Wed, 07 Dec 1994

East European insecurity

After the disarray over Bosnia, the national security crowd in Washington seems to be seized with the question of how to save NATO. They should instead be asking how to ease the insecurity in Eastern Europe and Russia.

To do so, they need to be clear about the wellsprings of that insecurity. The newly freed nations need political and economic reassurance, not military alliance, and a helping hand to bring them into the community of democratic nations.

The worry is that America is not up to the job, especially now that the Republicans have taken control of Congress. Some in the Grand Old Party, like Sen. Jesse Helms, seem to regard any help to transform Eastern Europe and Russia a waste of time and money. The hope is that leaders of broader vision like Senators Robert Dole and Richard Lugar will sense the opportunity and sustain the effort.

Offering NATO membership and security guarantees to Poles, Czechs and Hungarians is tangential to meeting their felt needs. It is also sure to alienate those who are excluded, especially Russia, where a nationalist reaction could topple Boris Yeltsin and the reformers thereby increasing Eastern Europe's insecurity. Foreign Minister Andrei Kozyrev underscored that point last Thursday by holding up the start of his country's cooperation under NATO's Partnership for Peace.

Left intact, it can provide military insurance in case things go wrong in Russia. It can also help promote change by reaching out to ex-Warsaw Pact armies, including Russia's, promoting democratic control of the military and facilitating military conversion to peaceful pursuits. Yet NATO alone cannot meet Eastern Europe's needs. Other institutions can -- if they are strengthened.

Universities, foundations and other non-governmental organizations need to sustain support for democracy and the free institutions that nurture it. Private-public partnerships can encourage everything from stocking libraries and housing military retirees to funding scientific research by former bomb-builders.

The European Union has yet to lay out a strategy for bringing the East into a European-wide market. It can move a lot more quickly than it has to lower agricultural and other trade barriers. It also can construct road and rail corridors to link the East and West and invest in projects to reverse environmental degradation. Washington also needs to be involved.
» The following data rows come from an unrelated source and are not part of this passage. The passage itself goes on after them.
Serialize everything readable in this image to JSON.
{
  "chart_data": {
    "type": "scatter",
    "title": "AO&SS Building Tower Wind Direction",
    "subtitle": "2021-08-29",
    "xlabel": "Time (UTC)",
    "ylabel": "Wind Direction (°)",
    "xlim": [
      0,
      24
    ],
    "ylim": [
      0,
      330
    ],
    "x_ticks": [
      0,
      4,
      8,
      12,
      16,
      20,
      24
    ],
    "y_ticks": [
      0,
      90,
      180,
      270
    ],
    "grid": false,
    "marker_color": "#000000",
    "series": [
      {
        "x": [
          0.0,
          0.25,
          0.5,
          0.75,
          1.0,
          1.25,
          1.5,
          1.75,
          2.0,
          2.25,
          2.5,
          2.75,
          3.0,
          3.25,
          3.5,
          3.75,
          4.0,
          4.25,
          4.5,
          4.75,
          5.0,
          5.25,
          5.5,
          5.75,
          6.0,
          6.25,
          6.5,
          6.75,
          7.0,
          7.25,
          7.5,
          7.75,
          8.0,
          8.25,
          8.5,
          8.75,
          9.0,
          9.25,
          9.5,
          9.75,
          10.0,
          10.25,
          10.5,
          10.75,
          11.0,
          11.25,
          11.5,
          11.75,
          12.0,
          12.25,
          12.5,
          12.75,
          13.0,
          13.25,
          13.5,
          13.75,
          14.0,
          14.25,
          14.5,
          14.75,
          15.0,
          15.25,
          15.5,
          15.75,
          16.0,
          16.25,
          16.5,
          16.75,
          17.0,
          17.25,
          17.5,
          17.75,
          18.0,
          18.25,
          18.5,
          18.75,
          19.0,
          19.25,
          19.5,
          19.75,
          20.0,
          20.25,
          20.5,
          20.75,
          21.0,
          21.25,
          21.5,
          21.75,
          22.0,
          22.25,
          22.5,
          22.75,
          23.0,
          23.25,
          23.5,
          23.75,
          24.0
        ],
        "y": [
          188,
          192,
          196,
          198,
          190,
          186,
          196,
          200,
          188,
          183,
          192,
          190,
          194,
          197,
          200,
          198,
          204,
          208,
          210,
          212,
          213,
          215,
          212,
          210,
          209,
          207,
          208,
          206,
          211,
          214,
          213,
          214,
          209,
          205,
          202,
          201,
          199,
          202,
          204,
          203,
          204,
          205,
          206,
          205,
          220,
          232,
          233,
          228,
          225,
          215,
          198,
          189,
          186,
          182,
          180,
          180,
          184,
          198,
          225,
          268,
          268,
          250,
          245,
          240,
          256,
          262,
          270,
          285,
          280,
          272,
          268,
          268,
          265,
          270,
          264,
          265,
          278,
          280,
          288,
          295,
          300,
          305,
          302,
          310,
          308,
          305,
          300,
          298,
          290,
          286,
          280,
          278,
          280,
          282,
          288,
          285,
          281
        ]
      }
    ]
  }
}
The Helsinki accords give the 53-nation Conference on Security and Cooperation (CSCE) in Europe a leading role in preventing ethnic conflict and protecting human rights.

The CSCE can also provide political legitimacy to efforts at peacekeeping in the region. Yet Washington has looked upon the CSCE as a rival to NATO and tried to constrain it.

The thickening web of ties with the West can help reassure anxious Eastern Europeans, including Russia, that they will not be left out if they want in.

At the same time, the West would be right to insist that the political and economic standards it sets for cooperation are met by countries seeking assistance and closer ties.

The new Republican majority has a chance to help transform the East. But it will not succeed if it focuses on expanding NATO and does not try to meet the East's political and economic needs -- ease its ethnic frictions.